In covering the Centennial Season of the San Francisco Symphony over on Examiner.com, I have tried to be both polite and persistent in expressing my disappointment at how little attention has been devoted to the actual “birthday” of the Symphony.  This took place on December 8, 1911;  and the date only became fixed in my consciousness after I read about it in Larry Rothe’s book, Music for a City, Music for the World:  100 Years with the San Francisco Symphony.  Indeed, one of the delights of Rothe’s book was that the image of the program for that first concert was reproduced;  and, when I reviewed the book for Examiner.com, I made it a point to include not only the image but a text summary of the selections that were performed:
  1. The prelude to the first act of Richard Wagner’s Die Meistersinger
  2. Pyotr Tchaikovsky’s Opus 74 symphony in B minor, his sixth (“Pathétique”)
  3. An orchestration of the theme and variations movement from Joseph Haydn’s Hoboken III/75 string quartet in G major (the theme being the “Emperor’s Hymn”)
  4. Franz Liszt’s “Les préludes”

    I continue to be saddened by the absence of any of these works from the current Symphony season but was at least pleased to see that both the date and the program were acknowledged on the Contents page of the Datebook section of today’s San Francisco Chronicle.

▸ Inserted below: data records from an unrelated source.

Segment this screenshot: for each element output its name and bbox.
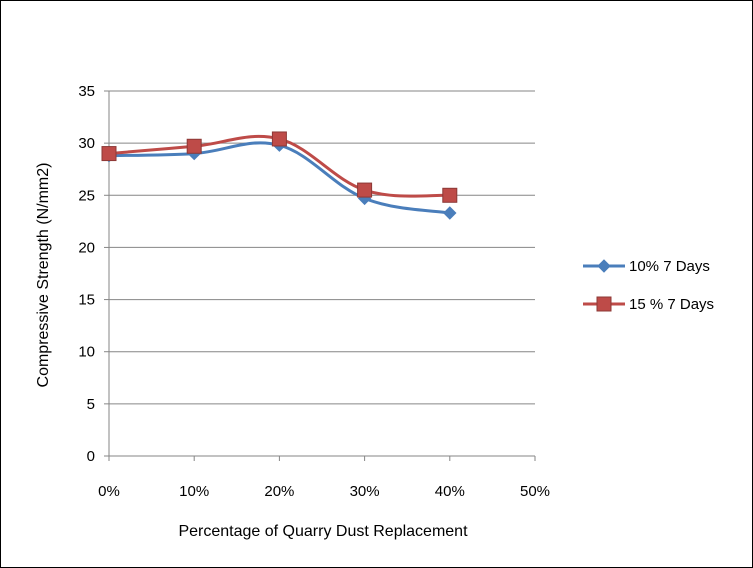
- gridlines: [109, 90, 535, 405]
- legend-entry-1: 10% 7 Days: [583, 258, 710, 275]
- series-line: [108, 141, 451, 215]
- y-tick-label: 15: [78, 292, 95, 309]
- series-layer: [101, 131, 458, 220]
- y-axis-title: Compressive Strength (N/mm2): [35, 163, 52, 388]
- legend-marker: [597, 259, 611, 273]
- legend-label: 10% 7 Days: [629, 258, 710, 275]
- y-tick-label: 35: [78, 83, 95, 100]
- y-tick-label: 10: [78, 344, 95, 361]
- data-point: [271, 131, 287, 147]
- y-tick-label: 25: [78, 187, 95, 204]
- legend: 10% 7 Days 15 % 7 Days: [583, 258, 714, 313]
- data-point: [442, 187, 458, 203]
- series-1: [102, 138, 457, 220]
- x-tick-label: 20%: [264, 483, 294, 500]
- y-tick-label: 0: [87, 448, 95, 465]
- x-tick-label: 0%: [98, 483, 120, 500]
- data-point: [186, 138, 202, 154]
- series-2: [101, 131, 458, 203]
- y-tick-label: 20: [78, 239, 95, 256]
- x-tick-label: 40%: [435, 483, 465, 500]
- x-tick-label: 10%: [179, 483, 209, 500]
- x-tick-labels: 0% 10% 20% 30% 40% 50%: [98, 483, 550, 500]
- y-tick-label: 5: [87, 396, 95, 413]
- legend-marker: [596, 296, 612, 312]
- y-tick-label: 30: [78, 135, 95, 152]
- y-tick-labels: 0 5 10 15 20 25 30 35: [78, 83, 95, 465]
- legend-label: 15 % 7 Days: [629, 296, 714, 313]
- x-tick-label: 30%: [350, 483, 380, 500]
- x-tick-label: 50%: [520, 483, 550, 500]
- axes: [104, 90, 536, 461]
- data-point: [101, 146, 117, 162]
- data-point: [443, 206, 457, 220]
- x-axis-title: Percentage of Quarry Dust Replacement: [178, 523, 468, 540]
- data-point: [357, 182, 373, 198]
- legend-entry-2: 15 % 7 Days: [583, 296, 714, 313]
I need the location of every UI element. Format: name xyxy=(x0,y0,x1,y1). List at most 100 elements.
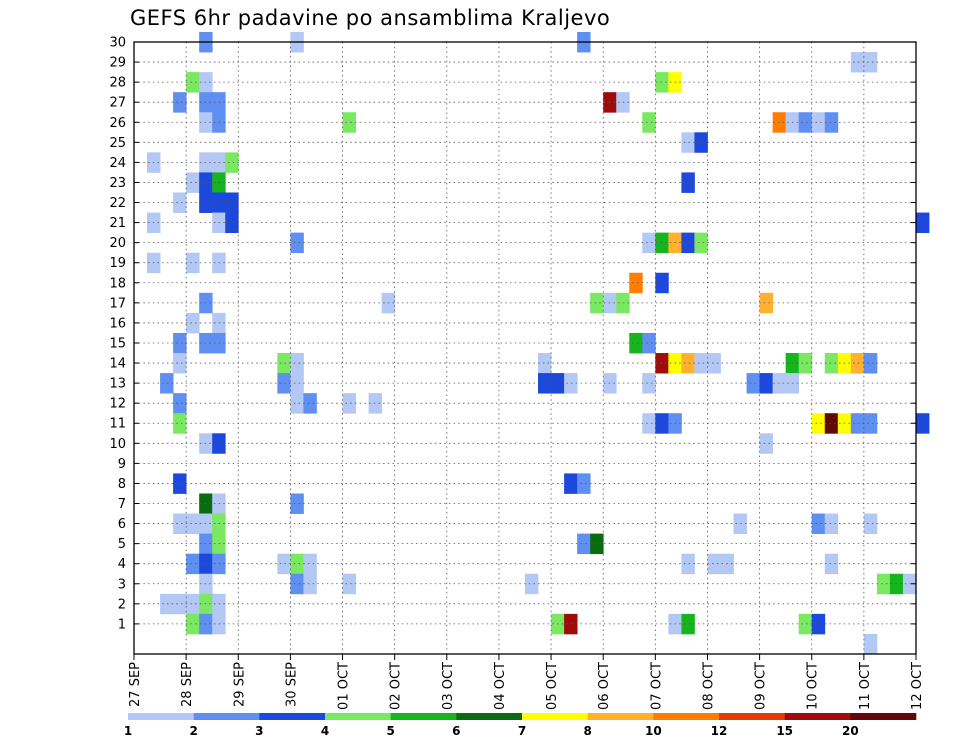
colorbar-label: 10 xyxy=(645,724,662,738)
heatmap-cell xyxy=(759,433,774,454)
colorbar-swatch xyxy=(653,713,720,720)
heatmap-cell xyxy=(811,112,826,133)
heatmap-cell xyxy=(655,413,669,434)
heatmap-cell xyxy=(642,332,656,354)
heatmap-cell xyxy=(173,393,187,414)
heatmap-cell xyxy=(303,553,317,575)
heatmap-cell xyxy=(538,353,552,374)
heatmap-cell xyxy=(642,232,656,254)
colorbar-label: 1 xyxy=(124,724,132,738)
colorbar-swatch xyxy=(193,713,260,720)
x-tick-label: 12 OCT xyxy=(910,662,925,710)
heatmap-cell xyxy=(850,413,865,434)
heatmap-cell xyxy=(863,413,878,434)
colorbar-label: 4 xyxy=(321,724,329,738)
y-tick-label: 20 xyxy=(109,236,126,251)
heatmap-cell xyxy=(290,573,304,595)
heatmap-cell xyxy=(733,513,747,535)
y-tick-label: 3 xyxy=(118,577,126,592)
heatmap-cell xyxy=(173,332,187,354)
heatmap-cell xyxy=(290,553,304,575)
x-tick-label: 10 OCT xyxy=(806,662,821,710)
heatmap-cell xyxy=(173,413,187,434)
y-tick-label: 12 xyxy=(109,397,126,412)
heatmap-cell xyxy=(681,172,695,193)
y-tick-label: 26 xyxy=(109,116,126,131)
heatmap-cell xyxy=(694,353,708,374)
heatmap-cell xyxy=(186,593,200,615)
y-tick-label: 6 xyxy=(118,517,126,532)
x-tick-label: 01 OCT xyxy=(337,662,352,710)
heatmap-cell xyxy=(186,513,200,535)
heatmap-cell xyxy=(629,332,643,354)
grid-lines xyxy=(133,41,917,654)
heatmap-cell xyxy=(173,593,187,615)
colorbar-swatch xyxy=(259,713,326,720)
heatmap-cell xyxy=(863,353,878,374)
colorbar-swatch xyxy=(325,713,391,720)
heatmap-cell xyxy=(225,212,239,234)
colorbar-label: 20 xyxy=(842,724,859,738)
y-tick-label: 18 xyxy=(109,276,126,291)
heatmap-cell xyxy=(681,613,695,635)
y-tick-label: 24 xyxy=(109,156,126,171)
y-tick-label: 10 xyxy=(109,437,126,452)
heatmap-cell xyxy=(863,52,878,73)
colorbar-label: 6 xyxy=(452,724,460,738)
heatmap-cell xyxy=(850,52,865,73)
heatmap-cell xyxy=(655,232,669,254)
heatmap-cell xyxy=(863,633,878,655)
heatmap-cell xyxy=(681,132,695,153)
x-tick-label: 02 OCT xyxy=(389,662,404,710)
colorbar-swatch xyxy=(850,713,917,720)
heatmap-cell xyxy=(290,373,304,394)
y-tick-label: 13 xyxy=(109,377,126,392)
heatmap-cell xyxy=(824,353,839,374)
y-tick-label: 15 xyxy=(109,336,126,351)
heatmap-cell xyxy=(186,172,200,193)
y-tick-label: 25 xyxy=(109,136,126,151)
y-tick-label: 7 xyxy=(118,497,126,512)
heatmap-cell xyxy=(746,373,760,394)
heatmap-cell xyxy=(824,413,839,434)
y-tick-label: 11 xyxy=(109,417,126,432)
y-tick-label: 9 xyxy=(118,457,126,472)
heatmap-cell xyxy=(342,393,356,414)
heatmap-cell xyxy=(290,353,304,374)
colorbar-label: 7 xyxy=(518,724,526,738)
colorbar-label: 15 xyxy=(776,724,793,738)
colorbar-swatch xyxy=(587,713,654,720)
heatmap-cell xyxy=(707,353,721,374)
heatmap-cell xyxy=(173,353,187,374)
heatmap-cell xyxy=(186,312,200,334)
heatmap-cell xyxy=(876,573,891,595)
heatmap-cell xyxy=(303,573,317,595)
y-tick-label: 27 xyxy=(109,96,126,111)
heatmap-cell xyxy=(759,292,774,314)
chart-title: GEFS 6hr padavine po ansamblima Kraljevo xyxy=(130,6,611,30)
colorbar-swatch xyxy=(719,713,785,720)
x-axis-ticks: 27 SEP 28 SEP 29 SEP 30 SEP 01 OCT 02 OCT 03 O… xyxy=(128,654,925,710)
heatmap-cell xyxy=(681,553,695,575)
x-tick-label: 30 SEP xyxy=(284,662,299,707)
y-axis-ticks: 1234567891011121314151617181920212223242… xyxy=(109,36,916,632)
y-tick-label: 4 xyxy=(118,557,126,572)
heatmap-cell xyxy=(642,413,656,434)
heatmap-cell xyxy=(564,613,578,635)
heatmap-cell xyxy=(811,413,826,434)
heatmap-cell xyxy=(655,353,669,374)
heatmap-cell xyxy=(277,373,291,394)
heatmap-cell xyxy=(173,92,187,113)
heatmap-cell xyxy=(642,112,656,133)
x-tick-label: 06 OCT xyxy=(597,662,612,710)
y-tick-label: 29 xyxy=(109,56,126,71)
heatmap-cell xyxy=(811,513,826,535)
heatmap-cell xyxy=(173,473,187,494)
heatmap-cell xyxy=(577,473,591,494)
heatmap-cell xyxy=(655,72,669,93)
y-tick-label: 28 xyxy=(109,76,126,91)
heatmap-cell xyxy=(811,613,826,635)
colorbar-swatch xyxy=(784,713,851,720)
y-tick-label: 22 xyxy=(109,196,126,211)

    This week, however, I may take some comfort in irony.  December 8 happens to be the date that will begin the week’s series of subscription concerts;  but more interesting is that, as part of the Centennial celebration, those concerts will be preceded by a two-day visit by the Boston Symphony Orchestra as part of the American Orchestra Series, one of the most promoted highlights of the Centennial Season.  Part of the irony is that the Boston Symphony had a role of its own to play in San Francisco’s musical life:  The Boston Symphony, under the baton of Karl Muck, was one of the featured performers at the 1915 Pan-Pacific International Exposition and gave thirteen performances in conjunction with this event.  Indeed, as Leta Miller observed in her recent book, Music & Politics in San Francisco:  From the 1906 Quake to the Second World War, the popularity of the Boston visitors was a sign of public “ennui” with how Henry Hadley was running the newly-formed San Francisco Symphony.

    However, there is an additional edge of irony around the more general theme of honoring history.  It turns out that 2012 will be a major anniversary year for the Boston Symphony, because the first concert in the Berkshires of the Tanglewood Music Festival took place on August 5, 1937.  (This was an outgrowth of the Berkshire Music Festival, which was initiated by Henry Hadley, Associate Conductor of the New York Philharmonic, in 1934 and featuring performances by the Philharmonic.)  This 75th anniversary will be celebrated by reproducing two programs from that initial season.  The 2012 Festival will begin on July 6 with a performance of the same program that began the 1937 concert series:  the third of Ludwig van Beethoven’s Leonore overtures, Opus 72a, followed by two of his symphonies, Opus 67 in C minor (the fifth) and Opus 68 in F major (the “Pastoral” sixth).   This will be followed later in the season by a reproduction of an all-Wagner program from the 1937 season.

    I do not know whether this amounts to a significant difference in attitude towards history between Boston and San Francisco.  However, regular readers know that I assign considerable signification to that attitude, even taking the extreme position that our ability to think historically may be related to the more fundamental capacity for time-consciousness.  Furthermore, I feel that knowledge of history is necessary in preparing any performance of music of the past (even when that past may stretch back only a matter of months), regardless of whether or not the performer is seeking an explicitly “historically informed” interpretation.  Given how rarely I am discontent with performances here in San Francisco, my guess is that most of the musicians themselves understand this appreciation for history;  but, as we all know, the circumstances under which musicians perform almost always depend on some body of individuals who are not, themselves, musicians.